Brook Lopez is a seven-footer, starts at the center position on the New Jersey Nets, and is pegged as one of the future building blocks for the rebuilding franchise. However, Lopez averages just 6.0 rebounds per game, which is pitiful for a man of his caliber and size. That said, Lopez’ rebounding issues are severely overstated and dramatized by the media and Nets fans alike. Consider this: Avery Johnson asked Lopez to take the reins of the offense scheme this season as opposed to last season (where there was no system). This caused Lopez to run the floor in transition as the Nets depended on the forwards to scoop up the defensive rebound.

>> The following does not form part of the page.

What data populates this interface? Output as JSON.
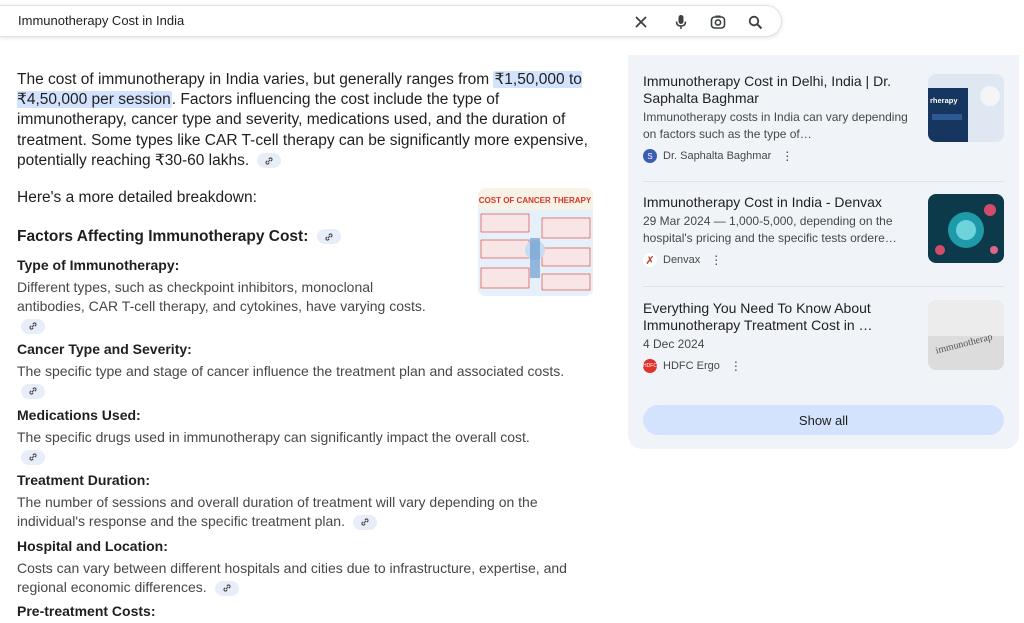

Also consider that the Nets finished the season with a total rebound rate of 49.45%, one of the few things the Nets did that was around the league average. With elite rebounders like Kris Humphries, the Nets didn’t necessarily need Lopez to take on a rebounding role as opposed to what was a desperate need for offense this season.

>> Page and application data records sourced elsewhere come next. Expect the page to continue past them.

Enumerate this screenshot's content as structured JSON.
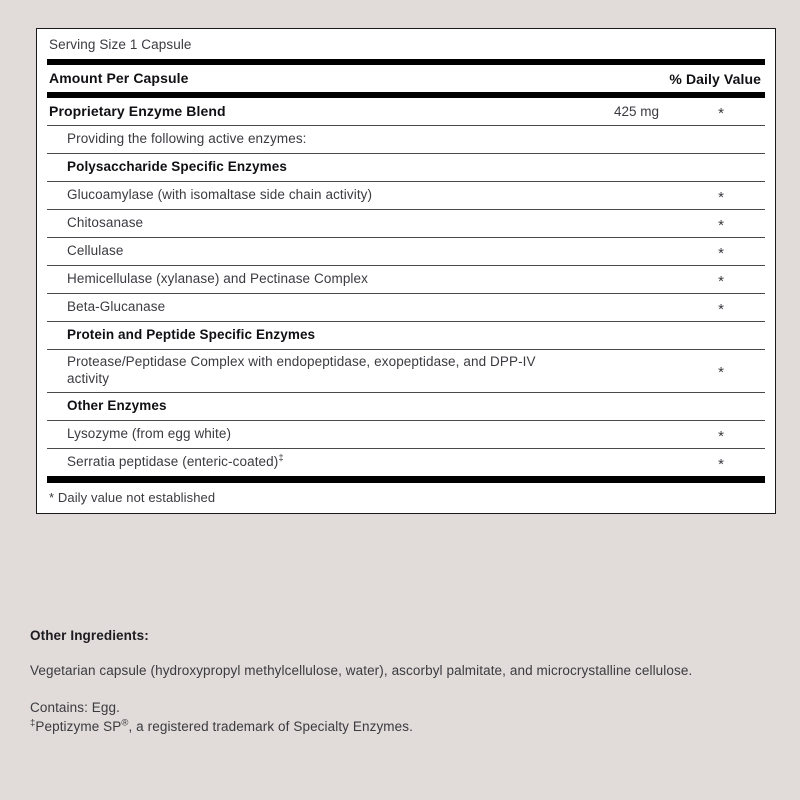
{
  "panel": {
    "serving_size": "Serving Size 1 Capsule",
    "header": {
      "amount_label": "Amount Per Capsule",
      "daily_value_label": "% Daily Value"
    },
    "footnote": "* Daily value not established",
    "star": "*"
  },
  "rows": [
    {
      "name": "Proprietary Enzyme Blend",
      "amount": "425 mg",
      "dv": "*",
      "style": "blend"
    },
    {
      "name": "Providing the following active enzymes:",
      "amount": "",
      "dv": "",
      "style": "note"
    },
    {
      "name": "Polysaccharide Specific Enzymes",
      "amount": "",
      "dv": "",
      "style": "group"
    },
    {
      "name": "Glucoamylase (with isomaltase side chain activity)",
      "amount": "",
      "dv": "*",
      "style": "item"
    },
    {
      "name": "Chitosanase",
      "amount": "",
      "dv": "*",
      "style": "item"
    },
    {
      "name": "Cellulase",
      "amount": "",
      "dv": "*",
      "style": "item"
    },
    {
      "name": "Hemicellulase (xylanase) and Pectinase Complex",
      "amount": "",
      "dv": "*",
      "style": "item"
    },
    {
      "name": "Beta-Glucanase",
      "amount": "",
      "dv": "*",
      "style": "item"
    },
    {
      "name": "Protein and Peptide Specific Enzymes",
      "amount": "",
      "dv": "",
      "style": "group"
    },
    {
      "name": "Protease/Peptidase Complex with endopeptidase, exopeptidase, and DPP-IV activity",
      "amount": "",
      "dv": "*",
      "style": "item"
    },
    {
      "name": "Other Enzymes",
      "amount": "",
      "dv": "",
      "style": "group"
    },
    {
      "name": "Lysozyme (from egg white)",
      "amount": "",
      "dv": "*",
      "style": "item"
    },
    {
      "name": "Serratia peptidase (enteric-coated)",
      "name_sup": "‡",
      "amount": "",
      "dv": "*",
      "style": "item"
    }
  ],
  "other_ingredients": {
    "title": "Other Ingredients:",
    "body": "Vegetarian capsule (hydroxypropyl methylcellulose, water), ascorbyl palmitate, and microcrystalline cellulose.",
    "contains": "Contains: Egg.",
    "trademark_prefix": "‡",
    "trademark_name": "Peptizyme SP",
    "trademark_sup": "®",
    "trademark_rest": ", a registered trademark of Specialty Enzymes."
  },
  "colors": {
    "page_background": "#e1dbd9",
    "panel_background": "#ffffff",
    "rule_heavy": "#000000",
    "text": "#3b3a40",
    "heading_text": "#101014"
  }
}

I also have my doubts as to how healthy Lopez was this season. He battled mononucleosis over the Summer of Travis Outlaw and dealt with a calcium deposit most of the season. He received surgery for it on Wednesday. Both mono and a calcium deposit would affect the physicality of a player such as Lopez. While Lopez never had exceptional rebounding skill, he was pretty good during his first two seasons. I would expect that after Lopez takes the offseason to heal, he will restore his rebounding numbers back to their original level.
However, the one thing that ticked me off about the criticism of Lopez’s board scoring prowess was that people began to take Lopez for granted. Brook isn’t an All-Star, but there are very few centers in the NBA with his scoring ability. Only three centers averaged more than 20 points per game this season and Lopez was one of them. In terms of PER (largely a measure of offensive efficiency) Lopez ranked seventh, but was behind three players who played less than thirty minutes per game this season. Despite this, Brook has received scorn by Nets fans for his rebounding and isn’t considered the valuable commodity that he is. Lopez may not be the best center in the NBA, but he’s in the second-tier conversation.
I would not trade him for any center in the league except for Dwight Howard.
Brook Lopez is by no means a complete player. It is imperative that he heads to the gym, bulks up, and picks up a few tips from the coaching staff about rebounding. However, Lopez is still the second best player on the Nets and is a valuable piece in our future. His below average rebounding stats this season should not undermine his accomplishments to the degree that they have this season.
I’ll let Avery Johnson finish this for me.
“He had a nice finish to our season and played in 82 games. That is pretty rare for an NBA player, especially for a center. If you look at his production, he got better, he even had a few games where he had 10-plus rebounds and he’s 23 years old, okay?”